Three primary tables:

records - job_id (string), rev_ts (nanosecond timestamp, records ordered newest-first), json (full record as JSON)
seen - Deduplication hashes for avoiding duplicate records
lua_user - Persistent key-value state backing store_* / global_store_*

Lua SQL Bindings

db_query(sql, [params]) - Executes a SELECT statement and returns an array of tables
db_exec(sql, [params]) - Executes any SQL statement (INSERT, UPDATE, DELETE, CREATE) and returns the number of rows affected

-- db_query: SELECT, returns array of tables
local rows = db_query("SELECT json FROM records WHERE job_id = ? LIMIT 5", { "my-job" })
for _, row in ipairs(rows) do
    local data = json_decode(row.json)
    print(data.title)
end

-- db_exec: any SQL, returns rows affected
db_exec([[
    CREATE TABLE IF NOT EXISTS markers (
        id TEXT PRIMARY KEY,
        val INTEGER
    )
]])

function on_finished()
    db_exec("INSERT OR REPLACE INTO markers (id, val) VALUES (?, ?)", { "last_page", 10 })
end

Shared Task Queue Example

Use a database table as a shared work queue across multiple workers. A dedicated “Discovery” job can populate the queue for other jobs to process.
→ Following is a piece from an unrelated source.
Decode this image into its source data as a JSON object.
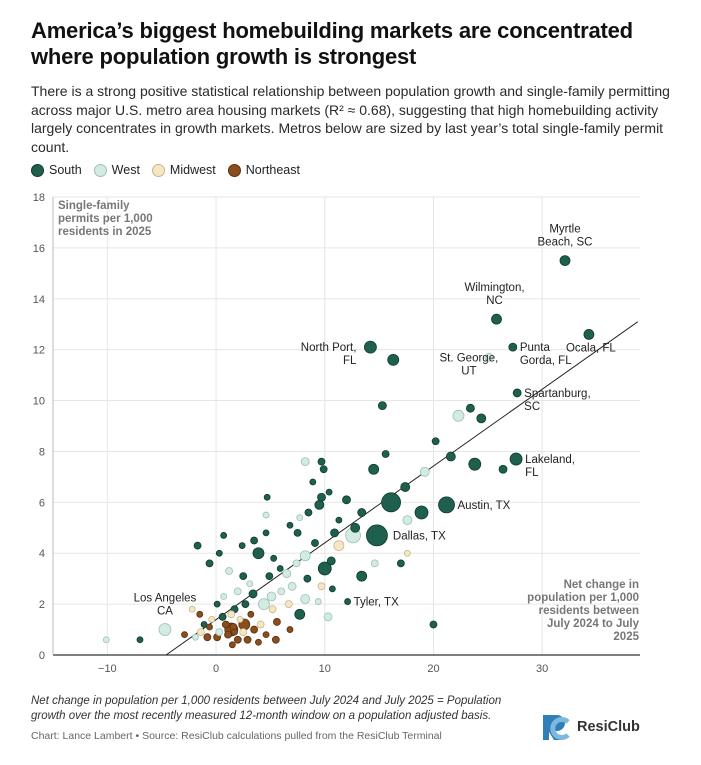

1. Initialize the Schema - CREATE TABLE IF NOT EXISTS queue ensures the table exists on every load:

-- Top-level: runs once at load time (startup/reload)
db_exec([[
    CREATE TABLE IF NOT EXISTS queue (
        id TEXT PRIMARY KEY,
        url TEXT NOT NULL,
        status TEXT DEFAULT 'pending'
    )
]])

-- For fresh databases, seed with initial URLs
db_exec([[
    INSERT OR IGNORE INTO queue (id, url) VALUES
        ('task-1', 'https://example.com/page/1'),
        ('task-2', 'https://example.com/page/2')
]])

2. Worker Pick & Lock - Each worker atomically claims the next pending task:

function before_fetch(request, ctx)
    local rows = db_query([[
        UPDATE queue SET status = 'processing'
        WHERE id = (SELECT id FROM queue WHERE status = 'pending' LIMIT 1)
        RETURNING id, url
    ]])
    if #rows == 0 then return nil end
    request.url = rows[1].url
    ctx.shared.current_task_id = rows[1].id
    return request
end

3. Mark Completion - Track success or failure per task:

function on_finally(ctx)
    local task_id = ctx.shared.current_task_id
    if not task_id then return end
    local final_status = ctx.telemetry.map.fetch.status == "success" and "completed" or "failed"
    db_exec("UPDATE queue SET status = ? WHERE id = ?", { final_status, task_id })
end

Limitations

The two backends are not binary compatible. You cannot point the redb version at an SQLite data file or vice versa. Export/import manually if switching.